If a tree falls in the classroom…

[Web 2.0 tools] are specifically designed to support communitites in completing shared tasks.  Wikipedia survives on a small number of paid employees because the contributors have a shared sense of mission.  Educators need to build a similar sense of shared purpose[…] Schools and universities have the potential to become communities of learning, but educators and administrators must rethink teaching and learning in the context of new social trends and the technologies that support them. (p. 6)

What’s your shared purpose in class?

If you, like I, didn’t establish one in August, what you’re doing in April might not matter.  Forgive me if it seems like I’m taking massive steps backward in my understanding of 21st century competencies, but I think I just realized that emerging technologies don’t just fit nicely with student learning; they often reflect it.

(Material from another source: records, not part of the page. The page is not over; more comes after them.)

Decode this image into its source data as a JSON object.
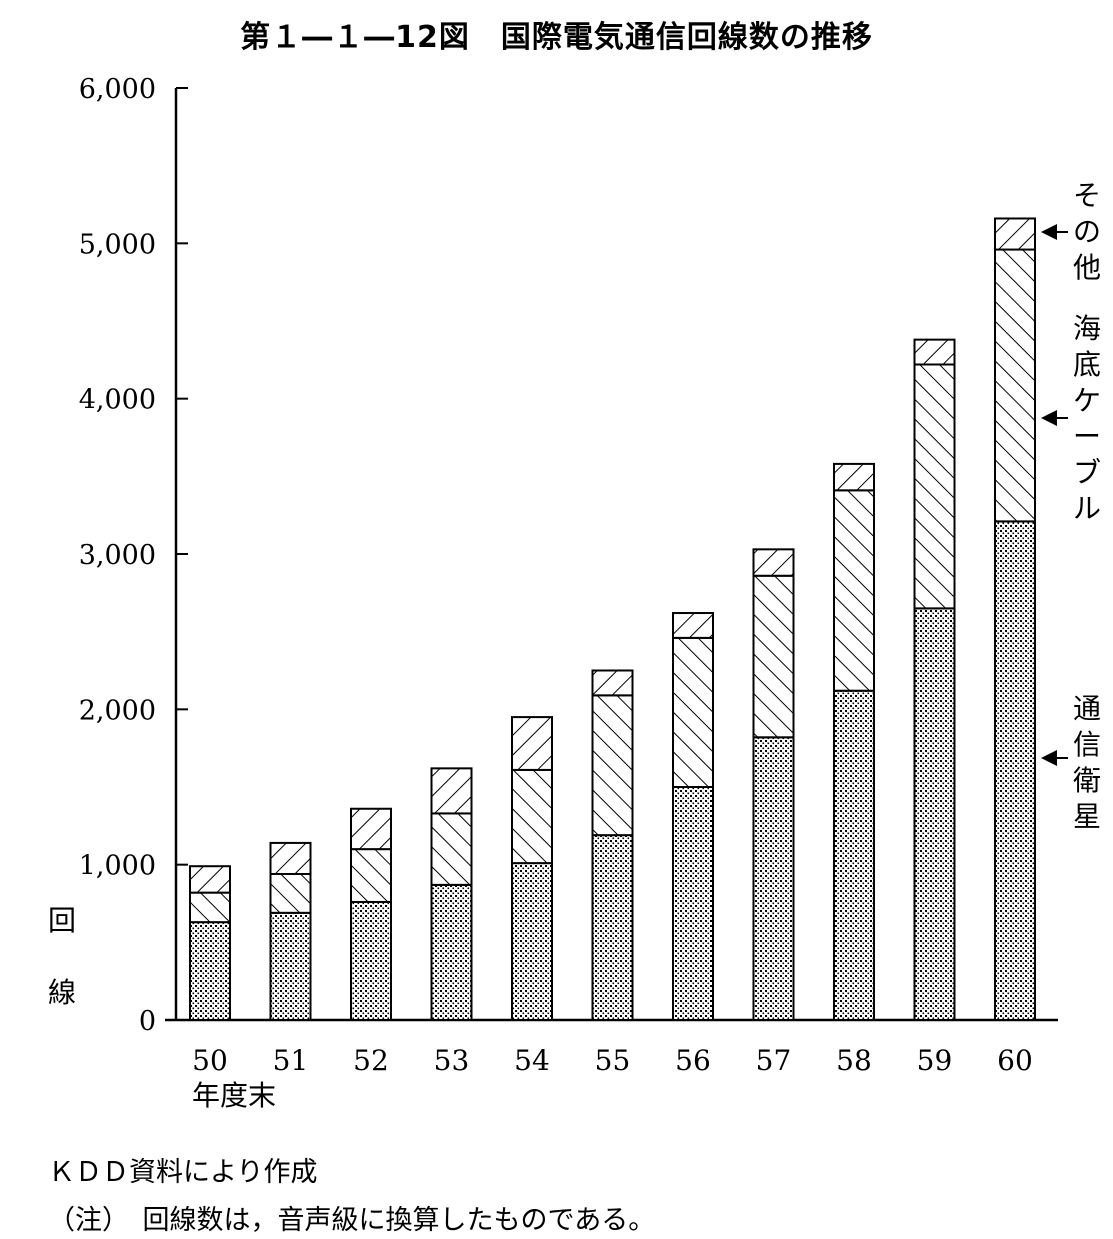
{
  "title": "第１―１―12図　国際電気通信回線数の推移",
  "ylabel": "回線",
  "xlabel": "年度末",
  "source_note": "ＫＤＤ資料により作成",
  "footnote": "（注）　回線数は，音声級に換算したものである。",
  "chart_data": {
    "type": "bar",
    "stacked": true,
    "categories": [
      "50",
      "51",
      "52",
      "53",
      "54",
      "55",
      "56",
      "57",
      "58",
      "59",
      "60"
    ],
    "series": [
      {
        "name": "通信衛星",
        "values": [
          630,
          690,
          760,
          870,
          1010,
          1190,
          1500,
          1820,
          2120,
          2650,
          3210
        ]
      },
      {
        "name": "海底ケーブル",
        "values": [
          190,
          250,
          340,
          460,
          600,
          900,
          960,
          1040,
          1290,
          1570,
          1750
        ]
      },
      {
        "name": "その他",
        "values": [
          170,
          200,
          260,
          290,
          340,
          160,
          160,
          170,
          170,
          160,
          200
        ]
      }
    ],
    "ylim": [
      0,
      6000
    ],
    "yticks": [
      "0",
      "1,000",
      "2,000",
      "3,000",
      "4,000",
      "5,000",
      "6,000"
    ],
    "ytick_values": [
      0,
      1000,
      2000,
      3000,
      4000,
      5000,
      6000
    ],
    "grid": false,
    "legend": "right, labels with arrows"
  }
}
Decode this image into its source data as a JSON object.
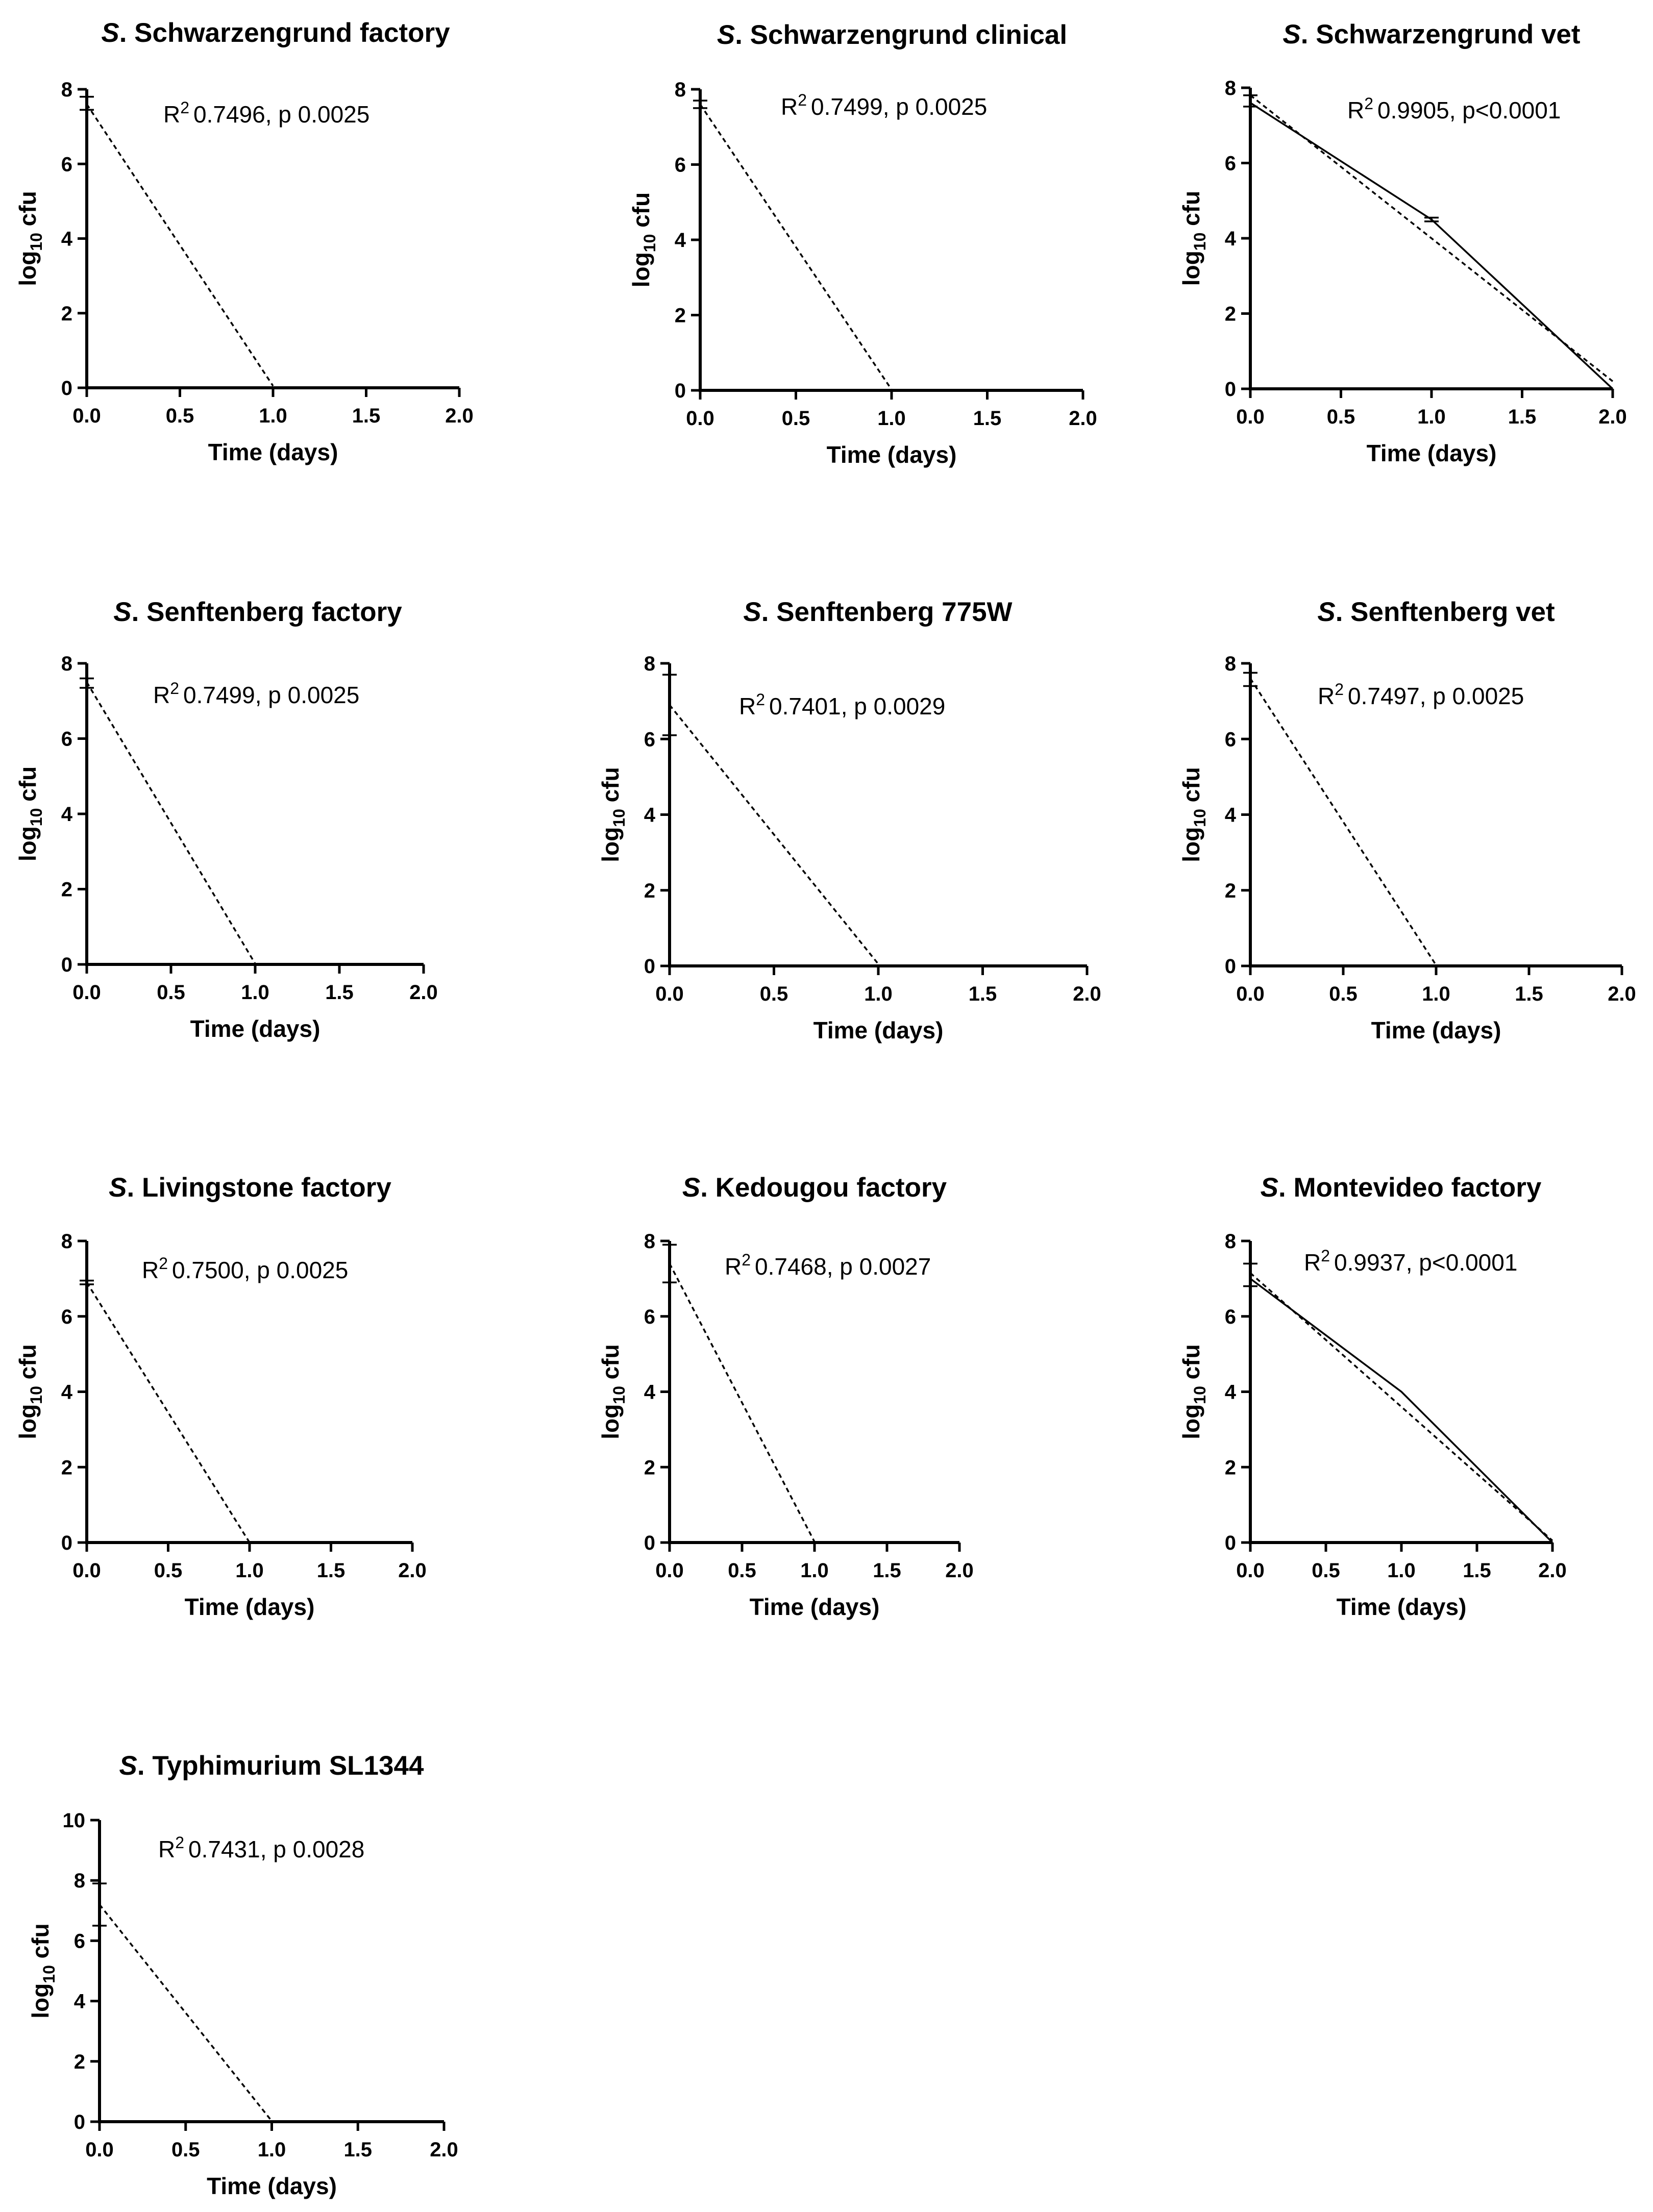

And if youth gravitate toward technology that is interactive in nature, why are we still cultivating transactional relationships in our classroom?

Earlier in the article, the authors referred to the old model as “teaching as transmission.”  Until recently, most technology was transactional in nature–enter data, receive a product.  At some point, transactional technology became interactive and networked.  Web searches became wikis, e-mails became blogs.  Perhaps this is a chicken/egg question, but which came first, the networked application or the networked student?

And why are kids so inextricably networked?  Is it so that they can master a foreign language?  Ha!  Because each of their networks, no matter how trivial achieves a shared purpose.  The burgeoning guitarist goes to iCompositions.com to share his music with the world, and to learn from others.  Facebookers join communities that allow the user to cultivate a virtual farm or build an ersatz criminal empire and update their friends about it.  Others join communities called “I don’t care about your farm, your fish, your park, or your mafia!!” (active member since 2009).  The point is, they all join one constituency or another because they want to feel connected to something.

Teachers have become proficient at utilizing transactional technology in their classrooms.  Microsoft Office is ablaze in schools across America.  But I’m willing to bet that the percentage of teachers using Web 2.0 tools is still in the single digits.  I’m not suggesting that we all chase each fad technology that comes around (imagine if my teachers based their lessons on the tenets of Colecovision?), but if our teaching more closely reflects the ways in which students interact outside of the classroom, perhaps we would see more interaction inside the classroom.

And can I get an “Amen” for the coolest use of the word “disruptive” that I’ve ever encountered?